カーゴニュース 2025年11月11日 第5386号
自由民主党のトラック輸送振興議員連盟(会長=加藤勝信衆議院議員)は6日、参議院会館で総会を開催し、トラック業界からの要望を聴取した。業界からは、全日本トラック協会(寺岡洋一会長)をはじめ都道府県トラック協会から多数の幹部が出席し、軽油引取税の暫定税率廃止の早期実現、運輸事業振興助成交付金制度の維持、高速道路料金の大口・多頻度割引の拡充措置の継続など重要課題への対応を要望した。議連はこれを受け、要望実現を図ることを全体で決議した。
軽油の暫定税率は4月1日に廃止へ
開会冒頭、挨拶に立った加藤会長は暫定税率廃止に向けた動きについて「自民党、立憲民主党、日本維新の会、公明党、国民民主党、共産党の6党が合意し、ガソリン税の暫定税率を12月31日に廃止する方向が定まった。一方で軽油の暫定税率についても廃止で合意した。1ℓ当たり17・1円の暫定税率分から補助金10円分を引いた7・1円の補助金を2回に分けて引き上げ、暫定税率分と同水準まで価格を引き下げた後、来年4月1日に廃止する」と説明。また、運輸事業振興助成交付金について「当面、交付金をしっかりと確保していく方針だ。本年6月に成立したトラック適正化二法に基づく新たな制度が創設されることになったが、少なくとも運送業界のドライバーの適切な賃金の確保や運送業界の質の向上などを実現するまでの期間、交付金制度をしっかりと維持していく必要がある」と語った。
「交付金継続は必要不可欠」と坂本最高顧問
続いて全ト協の坂本克己最高顧問が「軽油引取税の暫定税率廃止は業界にとって大変ありがたいことだ。是非とも確実に実施していただきたい」と述べた後、運輸事業振興助成交付金について「この交付金は、営業用トラックの公共性に配慮し、輸送力の確保や輸送コストの抑制を図るための施策を講ずることを目的に創設された。運送業界は、災害時の緊急輸送対策、安全対策、適正化事業対策、環境対策、輸送効率化対策などに交付金を活用し、経済の血液である物流を担い、国民生活の向上や経済発展に貢献してきた」と強調。「今後もこうした対策を実施し、トラック運送が公共輸送機関としての役割を果たすとともに、労働環境を適正に整備してドライバーの処遇改善を行うためには、交付金の継続が必要不可欠だ」と訴えた。加えて、ETC2・0を利用するトラック運送業者の高速道路料金の大口・多頻度割引の最大割引率を40%から50%に拡充する措置が来年3月末を期限としていることを指摘し「4月以降も割引の拡充措置を継続していただきたい」と要望した。

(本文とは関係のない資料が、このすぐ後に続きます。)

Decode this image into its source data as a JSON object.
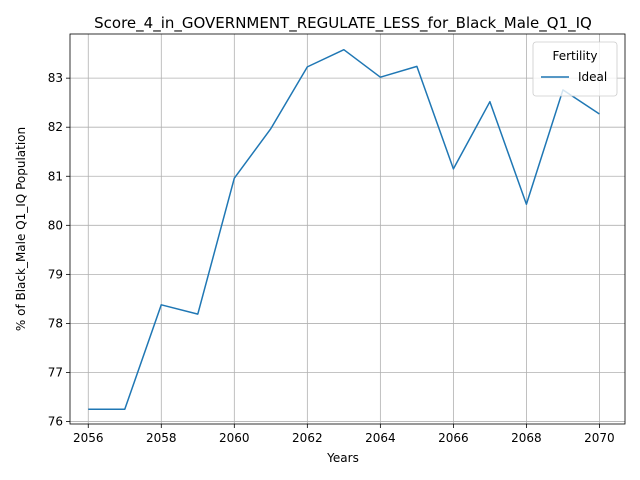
{
  "chart_data": {
    "type": "line",
    "title": "Score_4_in_GOVERNMENT_REGULATE_LESS_for_Black_Male_Q1_IQ",
    "xlabel": "Years",
    "ylabel": "% of Black_Male Q1_IQ Population",
    "xlim": [
      2055.5,
      2070.7
    ],
    "ylim": [
      75.95,
      83.9
    ],
    "xticks": [
      2056,
      2058,
      2060,
      2062,
      2064,
      2066,
      2068,
      2070
    ],
    "yticks": [
      76,
      77,
      78,
      79,
      80,
      81,
      82,
      83
    ],
    "grid": true,
    "legend": {
      "title": "Fertility",
      "placement": "top-right"
    },
    "series": [
      {
        "name": "Ideal",
        "color": "#1f77b4",
        "x": [
          2056,
          2057,
          2058,
          2059,
          2060,
          2061,
          2062,
          2063,
          2064,
          2065,
          2066,
          2067,
          2068,
          2069,
          2070
        ],
        "y": [
          76.25,
          76.25,
          78.38,
          78.19,
          80.96,
          81.97,
          83.23,
          83.58,
          83.02,
          83.24,
          81.15,
          82.52,
          80.43,
          82.76,
          82.27
        ]
      }
    ]
  }
}
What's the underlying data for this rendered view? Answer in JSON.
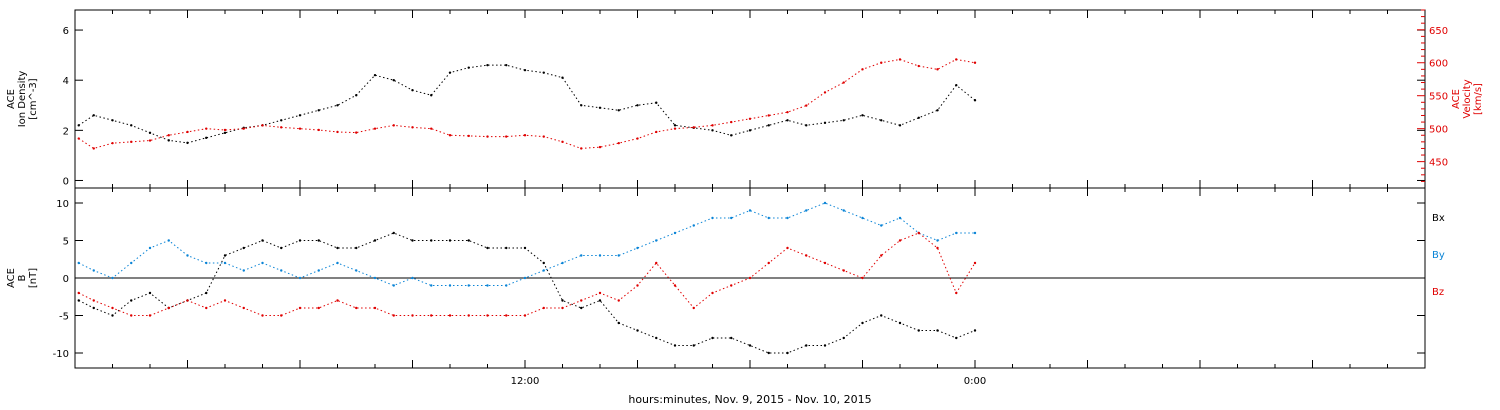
{
  "x_axis": {
    "label": "hours:minutes, Nov.  9, 2015 - Nov. 10, 2015",
    "tick_labels": [
      {
        "x": 12,
        "text": "12:00"
      },
      {
        "x": 24,
        "text": "0:00"
      }
    ],
    "range_hours": [
      0,
      36
    ]
  },
  "chart_data": [
    {
      "type": "scatter",
      "title": "",
      "ylabel": "ACE\nIon Density\n[cm^-3]",
      "ylim": [
        -0.3,
        6.8
      ],
      "yticks": [
        0,
        2,
        4,
        6
      ],
      "y2label": "ACE\nVelocity\n[km/s]",
      "y2lim": [
        410,
        680
      ],
      "y2ticks": [
        450,
        500,
        550,
        600,
        650
      ],
      "series": [
        {
          "name": "",
          "color": "#000000",
          "x_hours": [
            0.1,
            0.5,
            1.0,
            1.5,
            2.0,
            2.5,
            3.0,
            3.5,
            4.0,
            4.5,
            5.0,
            5.5,
            6.0,
            6.5,
            7.0,
            7.5,
            8.0,
            8.5,
            9.0,
            9.5,
            10.0,
            10.5,
            11.0,
            11.5,
            12.0,
            12.5,
            13.0,
            13.5,
            14.0,
            14.5,
            15.0,
            15.5,
            16.0,
            16.5,
            17.0,
            17.5,
            18.0,
            18.5,
            19.0,
            19.5,
            20.0,
            20.5,
            21.0,
            21.5,
            22.0,
            22.5,
            23.0,
            23.5,
            24.0
          ],
          "y": [
            2.2,
            2.6,
            2.4,
            2.2,
            1.9,
            1.6,
            1.5,
            1.7,
            1.9,
            2.1,
            2.2,
            2.4,
            2.6,
            2.8,
            3.0,
            3.4,
            4.2,
            4.0,
            3.6,
            3.4,
            4.3,
            4.5,
            4.6,
            4.6,
            4.4,
            4.3,
            4.1,
            3.0,
            2.9,
            2.8,
            3.0,
            3.1,
            2.2,
            2.1,
            2.0,
            1.8,
            2.0,
            2.2,
            2.4,
            2.2,
            2.3,
            2.4,
            2.6,
            2.4,
            2.2,
            2.5,
            2.8,
            3.8,
            3.2
          ],
          "y_axis": "left"
        },
        {
          "name": "",
          "color": "#e00000",
          "x_hours": [
            0.1,
            0.5,
            1.0,
            1.5,
            2.0,
            2.5,
            3.0,
            3.5,
            4.0,
            4.5,
            5.0,
            5.5,
            6.0,
            6.5,
            7.0,
            7.5,
            8.0,
            8.5,
            9.0,
            9.5,
            10.0,
            10.5,
            11.0,
            11.5,
            12.0,
            12.5,
            13.0,
            13.5,
            14.0,
            14.5,
            15.0,
            15.5,
            16.0,
            16.5,
            17.0,
            17.5,
            18.0,
            18.5,
            19.0,
            19.5,
            20.0,
            20.5,
            21.0,
            21.5,
            22.0,
            22.5,
            23.0,
            23.5,
            24.0
          ],
          "y": [
            485,
            470,
            478,
            480,
            482,
            490,
            495,
            500,
            498,
            500,
            505,
            502,
            500,
            498,
            495,
            494,
            500,
            505,
            502,
            500,
            490,
            489,
            488,
            488,
            490,
            488,
            480,
            470,
            472,
            478,
            485,
            495,
            500,
            502,
            505,
            510,
            515,
            520,
            525,
            535,
            555,
            570,
            590,
            600,
            605,
            595,
            590,
            605,
            600
          ],
          "y_axis": "right"
        }
      ]
    },
    {
      "type": "scatter",
      "title": "",
      "ylabel": "ACE\nB\n[nT]",
      "ylim": [
        -12,
        12
      ],
      "yticks": [
        -10,
        -5,
        0,
        5,
        10
      ],
      "legend": [
        {
          "name": "Bx",
          "color": "#000000"
        },
        {
          "name": "By",
          "color": "#0a84d6"
        },
        {
          "name": "Bz",
          "color": "#e00000"
        }
      ],
      "series": [
        {
          "name": "Bx",
          "color": "#000000",
          "x_hours": [
            0.1,
            0.5,
            1.0,
            1.5,
            2.0,
            2.5,
            3.0,
            3.5,
            4.0,
            4.5,
            5.0,
            5.5,
            6.0,
            6.5,
            7.0,
            7.5,
            8.0,
            8.5,
            9.0,
            9.5,
            10.0,
            10.5,
            11.0,
            11.5,
            12.0,
            12.5,
            13.0,
            13.5,
            14.0,
            14.5,
            15.0,
            15.5,
            16.0,
            16.5,
            17.0,
            17.5,
            18.0,
            18.5,
            19.0,
            19.5,
            20.0,
            20.5,
            21.0,
            21.5,
            22.0,
            22.5,
            23.0,
            23.5,
            24.0
          ],
          "y": [
            -3,
            -4,
            -5,
            -3,
            -2,
            -4,
            -3,
            -2,
            3,
            4,
            5,
            4,
            5,
            5,
            4,
            4,
            5,
            6,
            5,
            5,
            5,
            5,
            4,
            4,
            4,
            2,
            -3,
            -4,
            -3,
            -6,
            -7,
            -8,
            -9,
            -9,
            -8,
            -8,
            -9,
            -10,
            -10,
            -9,
            -9,
            -8,
            -6,
            -5,
            -6,
            -7,
            -7,
            -8,
            -7
          ],
          "y_axis": "left"
        },
        {
          "name": "By",
          "color": "#0a84d6",
          "x_hours": [
            0.1,
            0.5,
            1.0,
            1.5,
            2.0,
            2.5,
            3.0,
            3.5,
            4.0,
            4.5,
            5.0,
            5.5,
            6.0,
            6.5,
            7.0,
            7.5,
            8.0,
            8.5,
            9.0,
            9.5,
            10.0,
            10.5,
            11.0,
            11.5,
            12.0,
            12.5,
            13.0,
            13.5,
            14.0,
            14.5,
            15.0,
            15.5,
            16.0,
            16.5,
            17.0,
            17.5,
            18.0,
            18.5,
            19.0,
            19.5,
            20.0,
            20.5,
            21.0,
            21.5,
            22.0,
            22.5,
            23.0,
            23.5,
            24.0
          ],
          "y": [
            2,
            1,
            0,
            2,
            4,
            5,
            3,
            2,
            2,
            1,
            2,
            1,
            0,
            1,
            2,
            1,
            0,
            -1,
            0,
            -1,
            -1,
            -1,
            -1,
            -1,
            0,
            1,
            2,
            3,
            3,
            3,
            4,
            5,
            6,
            7,
            8,
            8,
            9,
            8,
            8,
            9,
            10,
            9,
            8,
            7,
            8,
            6,
            5,
            6,
            6
          ],
          "y_axis": "left"
        },
        {
          "name": "Bz",
          "color": "#e00000",
          "x_hours": [
            0.1,
            0.5,
            1.0,
            1.5,
            2.0,
            2.5,
            3.0,
            3.5,
            4.0,
            4.5,
            5.0,
            5.5,
            6.0,
            6.5,
            7.0,
            7.5,
            8.0,
            8.5,
            9.0,
            9.5,
            10.0,
            10.5,
            11.0,
            11.5,
            12.0,
            12.5,
            13.0,
            13.5,
            14.0,
            14.5,
            15.0,
            15.5,
            16.0,
            16.5,
            17.0,
            17.5,
            18.0,
            18.5,
            19.0,
            19.5,
            20.0,
            20.5,
            21.0,
            21.5,
            22.0,
            22.5,
            23.0,
            23.5,
            24.0
          ],
          "y": [
            -2,
            -3,
            -4,
            -5,
            -5,
            -4,
            -3,
            -4,
            -3,
            -4,
            -5,
            -5,
            -4,
            -4,
            -3,
            -4,
            -4,
            -5,
            -5,
            -5,
            -5,
            -5,
            -5,
            -5,
            -5,
            -4,
            -4,
            -3,
            -2,
            -3,
            -1,
            2,
            -1,
            -4,
            -2,
            -1,
            0,
            2,
            4,
            3,
            2,
            1,
            0,
            3,
            5,
            6,
            4,
            -2,
            2
          ],
          "y_axis": "left"
        }
      ]
    }
  ]
}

業界からの要望を踏まえ、国土交通省が対応する施策について説明した。石原大物流・自動車局長が「トラック業界の要望と行政の方向性は一致しており、財務当局に対し来年度予算と税制改正を要求している。業界の要望を受け止め、実現を図る」と表明。岡野まさ子総括審議官兼物流統括調整官が国交省の施策を具体的に説明したうえで「交付金制度の維持にしっかり取り組む」と述べた。続いて沓掛敏夫道路局長が道路関連の施策を説明し「高速道路の大口・多頻度割引制度の継続に向けて注力する」と意欲を語った。
その後、出席する衆参両院議員が意見表明を行い、業界の要望実現に向け一丸となって取り組むことを決議した。これを受け、片山さつき財務大臣は「私はトラック議連に加盟して20年目になり、現在は副会長を務めている。総会の決議内容を副会長として重く受け止め、皆さんとともに実現に向けて力を尽くす」と語った。
締めくくりに全ト協の寺岡会長が挨拶に立ち「議連の皆さまの総意により、業界の要望を実現するとの決議をしていただいた。大変心強く感じている」と謝意を述べた。